23.3.10

Tic tac, tic tac, tic tac



Ontem arranquei meu coração. Coloquei no lugar um relógio desses de corda. Quero ouvir bem alto o tic tac, tic tac, tic tac e poder girar, girar quando fraquinho ele estiver, até voltar a pulsar e gritar o tic tac aos quatro cantos. Voltas, muitas voltas quero dar com esse novo coração. Nada de tempo perdido, quanto mais perda de tempo. Fiquei na dúvida se contratava um cuco, mas pensei: e se ele for daqueles intrometidos? Melhor não!
Posso escutá-lo nesse momento e sei que daqui a pouco o ponteiro grande estará no nove e o pequeno no três. Nada de armadilhas e infartos. Quando a saudade vier vou lá e adianto uma ou duas horinhas. Se o sono não aparecer volto quantos trinta minutos forem necessários.
Com o coração antigo deixei uma paixão secreta. Sim, ele me traiu, pegando-me de sobressalto. Quando vi, estava com ele quase saindo pela boca, foi a gota d´agua.

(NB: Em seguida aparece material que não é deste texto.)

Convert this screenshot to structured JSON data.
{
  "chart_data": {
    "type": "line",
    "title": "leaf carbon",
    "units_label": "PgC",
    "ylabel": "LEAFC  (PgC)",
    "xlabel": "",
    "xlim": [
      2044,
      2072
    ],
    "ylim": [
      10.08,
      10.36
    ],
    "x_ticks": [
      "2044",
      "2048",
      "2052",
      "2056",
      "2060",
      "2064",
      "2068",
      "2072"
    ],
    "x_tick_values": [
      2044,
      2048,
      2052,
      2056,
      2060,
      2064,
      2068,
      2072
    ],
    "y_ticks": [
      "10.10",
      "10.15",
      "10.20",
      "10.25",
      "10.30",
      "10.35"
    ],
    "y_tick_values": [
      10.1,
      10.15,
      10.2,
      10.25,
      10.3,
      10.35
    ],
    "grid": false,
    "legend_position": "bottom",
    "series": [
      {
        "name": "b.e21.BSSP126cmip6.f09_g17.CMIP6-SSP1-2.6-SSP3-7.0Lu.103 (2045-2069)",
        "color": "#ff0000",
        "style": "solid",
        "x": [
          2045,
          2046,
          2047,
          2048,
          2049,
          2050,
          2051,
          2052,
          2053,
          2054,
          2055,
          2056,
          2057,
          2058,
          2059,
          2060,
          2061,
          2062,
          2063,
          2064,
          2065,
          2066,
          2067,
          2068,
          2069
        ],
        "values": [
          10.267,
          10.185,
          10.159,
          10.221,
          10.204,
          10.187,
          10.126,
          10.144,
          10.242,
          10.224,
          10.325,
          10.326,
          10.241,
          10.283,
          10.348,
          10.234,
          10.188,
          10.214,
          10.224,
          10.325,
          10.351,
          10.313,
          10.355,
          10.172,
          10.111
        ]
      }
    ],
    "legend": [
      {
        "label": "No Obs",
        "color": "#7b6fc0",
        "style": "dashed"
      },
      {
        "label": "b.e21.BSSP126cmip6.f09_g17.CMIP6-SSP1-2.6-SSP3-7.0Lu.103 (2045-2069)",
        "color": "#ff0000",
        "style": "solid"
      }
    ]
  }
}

Como assim? Ousado e auto-suficiente se achou no direito de me pregar essa peça. Agora esta lá, dentro de uma caixa, atrás das cobertas, no fundo do guarda-roupas. Tornei-me meu cardiologista.
Já me prometi: todas as noites colocarei ele pra carregar, assim aproveitarei o dia todo ao som do tic tac, tic tac! Hum... será que terei sonhos com esse novo coração? Será que ele me fará ouvir a mesma música cinquenta e duas vezes? Melhor dar mais corda, acho que ele esta parando. Nem prestei atenção no tempo da garantia. Tomara que ele não estrague tão cedo. Estou confiante. Tic tac, tic tac, tic tac!